Het vuur in het ijs.

Als een zaadje lig ik hier op de grond. Als een zaadje slaap ik en ben ik wakker, leef ik en ben ik dood. De kiem leeft in me, maar wacht rustig af in mijn binnenste. ...

Zo begint dit mooie boek, sober en poëtisch geschreven. De personages verstillen, net als het landschap van sneeuw rondom hen, maar in hen stromen de emoties, net zoals water stroomt en kolkt onder het ijs.

En dat zijn heel wat emoties: van liefde en verbondenheid tot duistere familiegeheimen, maar vooral liefde en genegenheid, de liefde van een jong meisje dat van niets weet voor een indiaan, de liefde van een oudere vrouw voor een kleine jongen en de liefde van twee vrouwen voor elkaar.

Het is een prachtig debuut van de Amerikaanse schrijfster Elizabeth Innes-Brown (1954) dit tot dan alleen korte verhalen schreef.

Een liefdesroman maar geen doorsnee.

De zeven hoofdstukken zijn geschreven in de ik-vorm van verschillende personages. Dat maakt dat het niet altijd onmiddellijk duidelijk is over wie het gaat maar dat wordt duidelijk door verder te lezen en deze opbouw maakt het boek boeiend. Een boek om met aandacht te lezen.

Op een winterse ochtend bij een temperatuur ver onder nul gaat James Jack naar buiten op het oude pad naar de steengroeve. In de sneeuw vindt hij Tante in haar nachtpon - dood. Wat had haar ertoe gebracht om midden in de nacht naar buiten te gaan in de ijzige vrieskou?

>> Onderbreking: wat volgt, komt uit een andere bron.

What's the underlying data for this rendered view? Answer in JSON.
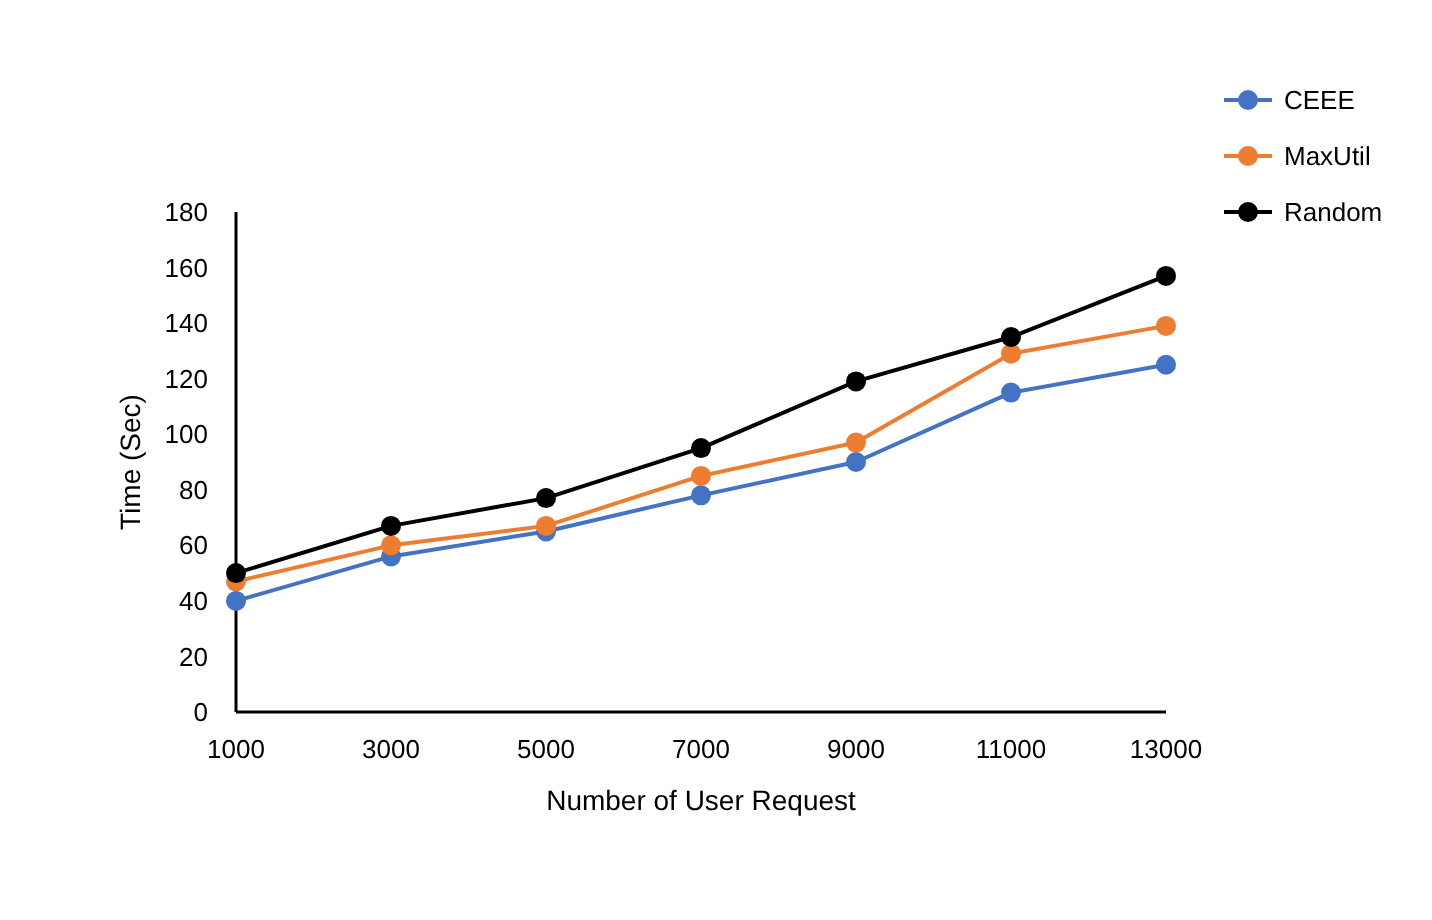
{
  "chart_data": {
    "type": "line",
    "xlabel": "Number of User Request",
    "ylabel": "Time (Sec)",
    "categories": [
      "1000",
      "3000",
      "5000",
      "7000",
      "9000",
      "11000",
      "13000"
    ],
    "series": [
      {
        "name": "CEEE",
        "color": "#4472c4",
        "values": [
          40,
          56,
          65,
          78,
          90,
          115,
          125
        ]
      },
      {
        "name": "MaxUtil",
        "color": "#ed7d31",
        "values": [
          47,
          60,
          67,
          85,
          97,
          129,
          139
        ]
      },
      {
        "name": "Random",
        "color": "#000000",
        "values": [
          50,
          67,
          77,
          95,
          119,
          135,
          157
        ]
      }
    ],
    "ylim": [
      0,
      180
    ],
    "yticks": [
      0,
      20,
      40,
      60,
      80,
      100,
      120,
      140,
      160,
      180
    ],
    "marker": "circle",
    "legend": "top right",
    "grid": false
  }
}
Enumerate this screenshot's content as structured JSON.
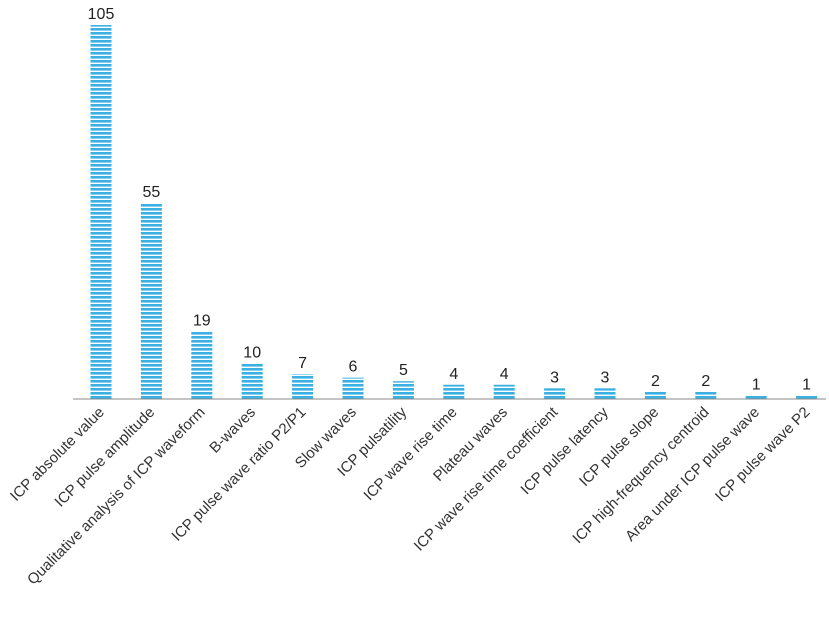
{
  "chart_data": {
    "type": "bar",
    "title": "",
    "xlabel": "",
    "ylabel": "",
    "ylim": [
      0,
      105
    ],
    "grid": false,
    "legend": "none",
    "bar_color": "#3bb0e3",
    "bar_pattern": "horizontal-stripes",
    "categories": [
      "ICP absolute value",
      "ICP pulse amplitude",
      "Qualitative analysis of ICP waveform",
      "B-waves",
      "ICP pulse wave ratio P2/P1",
      "Slow waves",
      "ICP pulsatility",
      "ICP wave rise time",
      "Plateau waves",
      "ICP wave rise time coefficient",
      "ICP pulse latency",
      "ICP pulse slope",
      "ICP high-frequency centroid",
      "Area under ICP pulse wave",
      "ICP pulse wave P2"
    ],
    "values": [
      105,
      55,
      19,
      10,
      7,
      6,
      5,
      4,
      4,
      3,
      3,
      2,
      2,
      1,
      1
    ]
  }
}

Op het bureau van de sheriff gaat hij de dood van Tante aangeven. Hij bedenkt zich en hij zou handelen zoals zij het gewild zou hebben, zoals zij hem had gezegd te handelen. Eén laatste daad van gehoorzaamheid.

Bij zijn zoektocht naar de raadselachtige omstandigheden van de dood van Tante haalt hij herinneringen op uit zijn geheugen en zo komen we meer te weten over Tante. Ze werd geboren in 1903. Als jong meisje dat van niets wist, wordt ze verliefd op een indiaan die als hulp werkt bij haar ouders. Door haar liefde voor hem zal haar leven nooit meer hetzelfde zijn. Door tragische gebeurtenissen gedreven, verlaat ze het eiland en haar ouders om er pas veertig jaar later voor het eerst naar terug te keren.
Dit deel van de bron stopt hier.